To find deals for its retailer clients, his office keeps a watchful eye on vacancies in the best locations. “This includes driving through the markets that clients are targeting for expansion and tracking CoStar by the hour,” he said. “And if we see something pop up, we contact the client immediately.”
Investors and their brokers are digging deep to find distressed property owners with lopsided loans coming due, then approaching them about selling in hopes of bringing new retail to market, Lindman said. “Given the current state of interest rates, a lot of owners with short-term debt coming due are going to be faced with a tough choice: refinance at a higher interest rate and double or triple your interest expense, or sell.” That means property owners could be convinced to become property sellers.

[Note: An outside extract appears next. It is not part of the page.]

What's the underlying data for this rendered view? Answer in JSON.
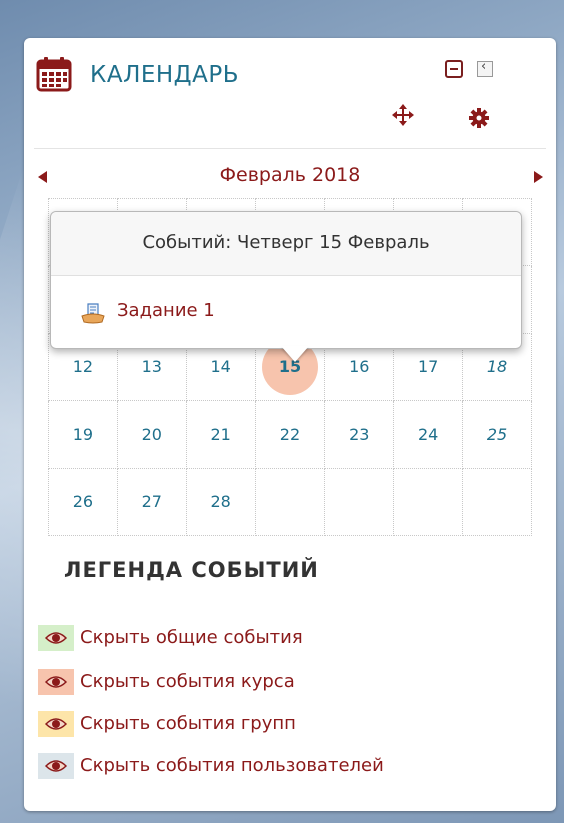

Avison Young also is eyeing distressed property debt, said James Nelson, principal and head of New York City tri-state investment sales for the company’s capital markets group. Based on the lender profile and origination date in a commercial mortgage-backed securities loan, the firm can determine if it’s five- or 10-year note and thus know on which properties debt is coming due. “This is what’s driving a lot of [building] sales,” he said.
Avison Young, for its part, also “is considering new approaches and out-of-the-box opportunities,” Nelson said, sometimes in places building buyers don’t normally look. His office recently sold a building for a client after listing it on Zillow listing. The buyer was seeking a penthouse but decided instead to buy the entire building. Though the Zillow approach was a one-off — “Avison Young won’t be looking to Zillow to expand its investment business,” Nelson laughed — the creativity to create deals is what’s needed now. Avison Young, for example, also is reaching out directly to end users and their brokers for recent Manhattan listings like 606 Broadway and Tribeca’s 56 N. Moore, which Nelson said offer strong branding opportunities. In New York City, retail property demand “is certainly picking up,” especially on high streets, said Nelson.
Nelson said tenant rep brokers should suggest that their clients buy their spaces if possible instead of leasing, especially if the structure will be delivered vacant. Investors tend to shy away from vacant retail buildings because they’re hard to finance, “but this could work perfectly for end users,” Nelson said.